Often one is building software in a directory elsewhere than a Monotone project root. In that case, a command such as "mtn list known | xargs etags" will not have the desired effect, because mtn list known always returns pathnames relative to the project root.

mtnpwd

For those situations, the following is a simple mtnpwd script which prints the current working directory relative to the project root.

#!/bin/sh
mtndir=""
while [ "$PWD" != '/' ]; do
    [ -d _MTN ] && echo "$mtndir" && exit 0
    if [ -n "$mtndir" ]; then
    mtndir="`basename $PWD`/$mtndir"
    else
    mtndir="`basename $PWD`"
    fi
    cd .. 2> /dev/null || break
done
echo "Not in a monotone project; no _MTN dir found." >&2
exit 255

For example: $ mtn --db=test.mtn setup -b com.example.test $ mkdir -p foo/bar/baz $ cd foo/bar/baz $ mtnpwd foo/bar/baz And of course from there it is easy (assuming sed is GNU sed) to print the project root relative to the current working directory: $ mtnpwd | sed -e 's/[^/]+/../g' ../../..

known

Finally, here is a script called known which prints the output of mtn list known with paths made relative to the current directory.

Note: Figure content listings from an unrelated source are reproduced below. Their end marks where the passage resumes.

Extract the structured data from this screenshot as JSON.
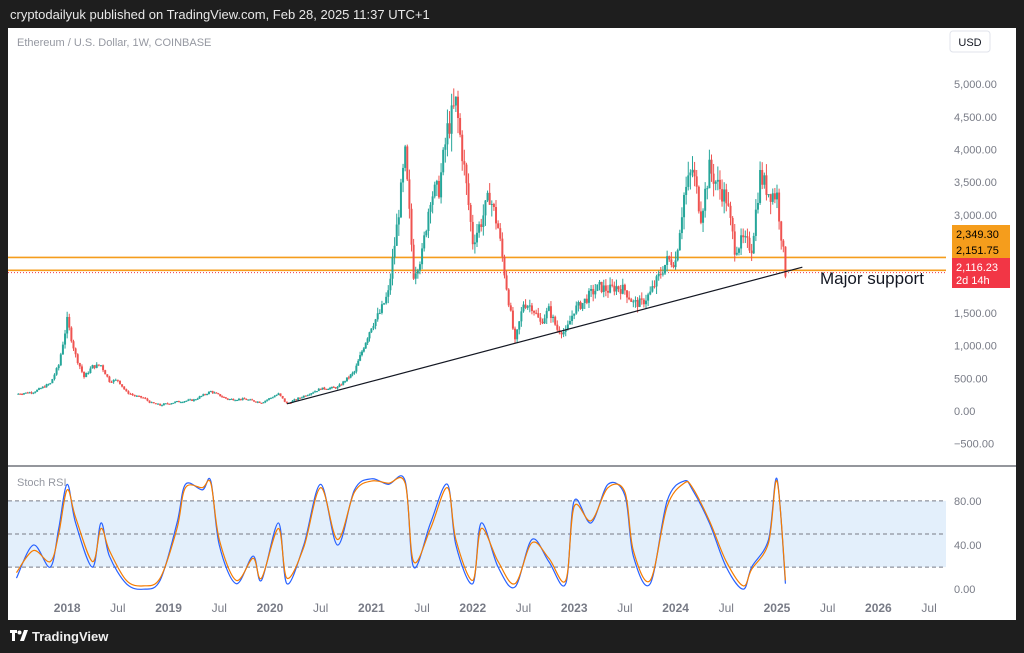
{
  "header": {
    "published": "cryptodailyuk published on TradingView.com, Feb 28, 2025 11:37 UTC+1"
  },
  "footer": {
    "brand": "TradingView"
  },
  "symbol_title": "Ethereum / U.S. Dollar, 1W, COINBASE",
  "currency": "USD",
  "annotation": "Major support",
  "indicator_label": "Stoch RSI",
  "price_labels": {
    "upper": {
      "value": "2,349.30",
      "color": "#f59d1c"
    },
    "middle": {
      "value": "2,151.75",
      "color": "#f59d1c"
    },
    "current": {
      "value": "2,116.23",
      "countdown": "2d 14h",
      "color": "#f23645"
    }
  },
  "colors": {
    "up": "#26a69a",
    "down": "#ef5350",
    "support": "#f59d1c",
    "stoch_k": "#2962ff",
    "stoch_d": "#f57c00",
    "stoch_band": "#e3effb"
  },
  "chart_data": [
    {
      "type": "candlestick",
      "title": "Ethereum / U.S. Dollar, 1W, COINBASE",
      "x_tick_labels": [
        "2018",
        "Jul",
        "2019",
        "Jul",
        "2020",
        "Jul",
        "2021",
        "Jul",
        "2022",
        "Jul",
        "2023",
        "Jul",
        "2024",
        "Jul",
        "2025",
        "Jul",
        "2026",
        "Jul"
      ],
      "y_tick_labels": [
        "5,000.00",
        "4,500.00",
        "4,000.00",
        "3,500.00",
        "3,000.00",
        "2,500.00",
        "2,000.00",
        "1,500.00",
        "1,000.00",
        "500.00",
        "0.00",
        "−500.00"
      ],
      "y_ticks": [
        5000,
        4500,
        4000,
        3500,
        3000,
        2500,
        2000,
        1500,
        1000,
        500,
        0,
        -500
      ],
      "xlim": [
        "2017-06",
        "2026-09"
      ],
      "ylim": [
        -750,
        5400
      ],
      "horizontal_levels": [
        2349.3,
        2151.75
      ],
      "trendline": {
        "from": {
          "x": "2020-03",
          "y": 110
        },
        "to": {
          "x": "2025-04",
          "y": 2200
        },
        "label": "Major support"
      },
      "series": [
        {
          "name": "",
          "points": [
            {
              "x": "2017-07",
              "y": 260
            },
            {
              "x": "2017-09",
              "y": 290
            },
            {
              "x": "2017-11",
              "y": 420
            },
            {
              "x": "2017-12",
              "y": 700
            },
            {
              "x": "2018-01",
              "y": 1380
            },
            {
              "x": "2018-02",
              "y": 850
            },
            {
              "x": "2018-03",
              "y": 520
            },
            {
              "x": "2018-04",
              "y": 680
            },
            {
              "x": "2018-05",
              "y": 700
            },
            {
              "x": "2018-06",
              "y": 460
            },
            {
              "x": "2018-07",
              "y": 470
            },
            {
              "x": "2018-08",
              "y": 290
            },
            {
              "x": "2018-09",
              "y": 230
            },
            {
              "x": "2018-10",
              "y": 200
            },
            {
              "x": "2018-11",
              "y": 120
            },
            {
              "x": "2018-12",
              "y": 90
            },
            {
              "x": "2019-02",
              "y": 140
            },
            {
              "x": "2019-04",
              "y": 170
            },
            {
              "x": "2019-06",
              "y": 300
            },
            {
              "x": "2019-08",
              "y": 180
            },
            {
              "x": "2019-10",
              "y": 180
            },
            {
              "x": "2019-12",
              "y": 130
            },
            {
              "x": "2020-02",
              "y": 260
            },
            {
              "x": "2020-03",
              "y": 110
            },
            {
              "x": "2020-05",
              "y": 230
            },
            {
              "x": "2020-07",
              "y": 340
            },
            {
              "x": "2020-09",
              "y": 360
            },
            {
              "x": "2020-11",
              "y": 600
            },
            {
              "x": "2021-01",
              "y": 1300
            },
            {
              "x": "2021-02",
              "y": 1500
            },
            {
              "x": "2021-03",
              "y": 1800
            },
            {
              "x": "2021-04",
              "y": 2800
            },
            {
              "x": "2021-05",
              "y": 3900
            },
            {
              "x": "2021-06",
              "y": 2100
            },
            {
              "x": "2021-07",
              "y": 2400
            },
            {
              "x": "2021-08",
              "y": 3300
            },
            {
              "x": "2021-09",
              "y": 3400
            },
            {
              "x": "2021-10",
              "y": 4300
            },
            {
              "x": "2021-11",
              "y": 4700
            },
            {
              "x": "2021-12",
              "y": 3700
            },
            {
              "x": "2022-01",
              "y": 2600
            },
            {
              "x": "2022-02",
              "y": 2900
            },
            {
              "x": "2022-03",
              "y": 3300
            },
            {
              "x": "2022-04",
              "y": 2800
            },
            {
              "x": "2022-05",
              "y": 1900
            },
            {
              "x": "2022-06",
              "y": 1050
            },
            {
              "x": "2022-07",
              "y": 1650
            },
            {
              "x": "2022-08",
              "y": 1600
            },
            {
              "x": "2022-09",
              "y": 1350
            },
            {
              "x": "2022-10",
              "y": 1550
            },
            {
              "x": "2022-11",
              "y": 1250
            },
            {
              "x": "2022-12",
              "y": 1200
            },
            {
              "x": "2023-01",
              "y": 1550
            },
            {
              "x": "2023-02",
              "y": 1650
            },
            {
              "x": "2023-03",
              "y": 1800
            },
            {
              "x": "2023-04",
              "y": 1900
            },
            {
              "x": "2023-05",
              "y": 1850
            },
            {
              "x": "2023-06",
              "y": 1900
            },
            {
              "x": "2023-07",
              "y": 1850
            },
            {
              "x": "2023-08",
              "y": 1650
            },
            {
              "x": "2023-09",
              "y": 1650
            },
            {
              "x": "2023-10",
              "y": 1800
            },
            {
              "x": "2023-11",
              "y": 2050
            },
            {
              "x": "2023-12",
              "y": 2300
            },
            {
              "x": "2024-01",
              "y": 2300
            },
            {
              "x": "2024-02",
              "y": 3300
            },
            {
              "x": "2024-03",
              "y": 3700
            },
            {
              "x": "2024-04",
              "y": 3000
            },
            {
              "x": "2024-05",
              "y": 3700
            },
            {
              "x": "2024-06",
              "y": 3450
            },
            {
              "x": "2024-07",
              "y": 3250
            },
            {
              "x": "2024-08",
              "y": 2500
            },
            {
              "x": "2024-09",
              "y": 2600
            },
            {
              "x": "2024-10",
              "y": 2500
            },
            {
              "x": "2024-11",
              "y": 3600
            },
            {
              "x": "2024-12",
              "y": 3350
            },
            {
              "x": "2025-01",
              "y": 3300
            },
            {
              "x": "2025-02",
              "y": 2116.23
            }
          ]
        }
      ]
    },
    {
      "type": "line",
      "title": "Stoch RSI",
      "x_tick_labels": [
        "2018",
        "Jul",
        "2019",
        "Jul",
        "2020",
        "Jul",
        "2021",
        "Jul",
        "2022",
        "Jul",
        "2023",
        "Jul",
        "2024",
        "Jul",
        "2025",
        "Jul",
        "2026",
        "Jul"
      ],
      "y_tick_labels": [
        "80.00",
        "40.00",
        "0.00"
      ],
      "y_ticks": [
        80,
        40,
        0
      ],
      "ylim": [
        -8,
        108
      ],
      "bands": [
        80,
        50,
        20
      ],
      "series": [
        {
          "name": "",
          "x": [
            "2017-07",
            "2017-09",
            "2017-11",
            "2017-12",
            "2018-01",
            "2018-02",
            "2018-04",
            "2018-05",
            "2018-06",
            "2018-08",
            "2018-10",
            "2018-12",
            "2019-02",
            "2019-03",
            "2019-05",
            "2019-06",
            "2019-07",
            "2019-09",
            "2019-11",
            "2019-12",
            "2020-02",
            "2020-03",
            "2020-05",
            "2020-07",
            "2020-09",
            "2020-11",
            "2021-01",
            "2021-03",
            "2021-05",
            "2021-06",
            "2021-08",
            "2021-10",
            "2021-11",
            "2022-01",
            "2022-02",
            "2022-04",
            "2022-06",
            "2022-08",
            "2022-10",
            "2022-12",
            "2023-01",
            "2023-03",
            "2023-05",
            "2023-07",
            "2023-08",
            "2023-10",
            "2023-12",
            "2024-02",
            "2024-03",
            "2024-05",
            "2024-07",
            "2024-09",
            "2024-10",
            "2024-12",
            "2025-01",
            "2025-02"
          ],
          "values": [
            10,
            40,
            20,
            55,
            95,
            60,
            20,
            60,
            30,
            5,
            0,
            8,
            60,
            95,
            90,
            98,
            40,
            5,
            30,
            8,
            60,
            5,
            40,
            95,
            40,
            90,
            100,
            95,
            98,
            20,
            60,
            95,
            40,
            5,
            60,
            20,
            2,
            45,
            25,
            5,
            80,
            60,
            95,
            85,
            30,
            5,
            80,
            98,
            90,
            60,
            20,
            0,
            20,
            45,
            100,
            5
          ]
        },
        {
          "name": "",
          "x": [
            "2017-07",
            "2017-09",
            "2017-11",
            "2017-12",
            "2018-01",
            "2018-02",
            "2018-04",
            "2018-05",
            "2018-06",
            "2018-08",
            "2018-10",
            "2018-12",
            "2019-02",
            "2019-03",
            "2019-05",
            "2019-06",
            "2019-07",
            "2019-09",
            "2019-11",
            "2019-12",
            "2020-02",
            "2020-03",
            "2020-05",
            "2020-07",
            "2020-09",
            "2020-11",
            "2021-01",
            "2021-03",
            "2021-05",
            "2021-06",
            "2021-08",
            "2021-10",
            "2021-11",
            "2022-01",
            "2022-02",
            "2022-04",
            "2022-06",
            "2022-08",
            "2022-10",
            "2022-12",
            "2023-01",
            "2023-03",
            "2023-05",
            "2023-07",
            "2023-08",
            "2023-10",
            "2023-12",
            "2024-02",
            "2024-03",
            "2024-05",
            "2024-07",
            "2024-09",
            "2024-10",
            "2024-12",
            "2025-01",
            "2025-02"
          ],
          "values": [
            15,
            35,
            25,
            50,
            90,
            65,
            25,
            55,
            35,
            8,
            3,
            10,
            55,
            92,
            92,
            96,
            45,
            8,
            28,
            10,
            55,
            10,
            38,
            92,
            45,
            88,
            98,
            96,
            96,
            25,
            55,
            92,
            45,
            8,
            55,
            25,
            5,
            42,
            28,
            8,
            75,
            62,
            92,
            88,
            35,
            8,
            75,
            96,
            92,
            62,
            25,
            3,
            18,
            42,
            98,
            8
          ]
        }
      ]
    }
  ]
}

As an added benefit, it allows one to filter out files or directories, so that the output may be piped directly into commands which expect filenames of a particular type:

#!/bin/sh
mtndir=`mtnpwd` || exit $?
if [ -n "$mtndir" ]; then
    mtnrel="$(echo $mtndir | sed -e 's/[^/]\+/../g')/"
fi
if [ "$1" = '-h' -o "$1" = '--help' ]; then
    echo "usage: `basename $0` [-a|-d] PATH..."
    echo "       -a list files and directories"
    echo "       -d list only directories"
    echo "       otherwise, lists only files"
    exit 255
fi
if [ "$1" = "-a" ]; then
    dirs=true
    files=true
    shift
elif [ "$1" = "-d" ]; then
    dirs=true
    files=false
    shift
else
    dirs=false
    files=true
fi

mtn list known $* | while read f; do
    r="$mtnrel$f"
    [ -e "$r" ] || continue
    [ -f "$r" ] && ! $files && continue
    [ -d "$r" ] && ! $dirs && continue
    echo $r
done
exit 0

For example (assuming both mtnpwd and known are in the PATH):

$ known | xargs etags

builds the TAGS file from any directory in a source tree.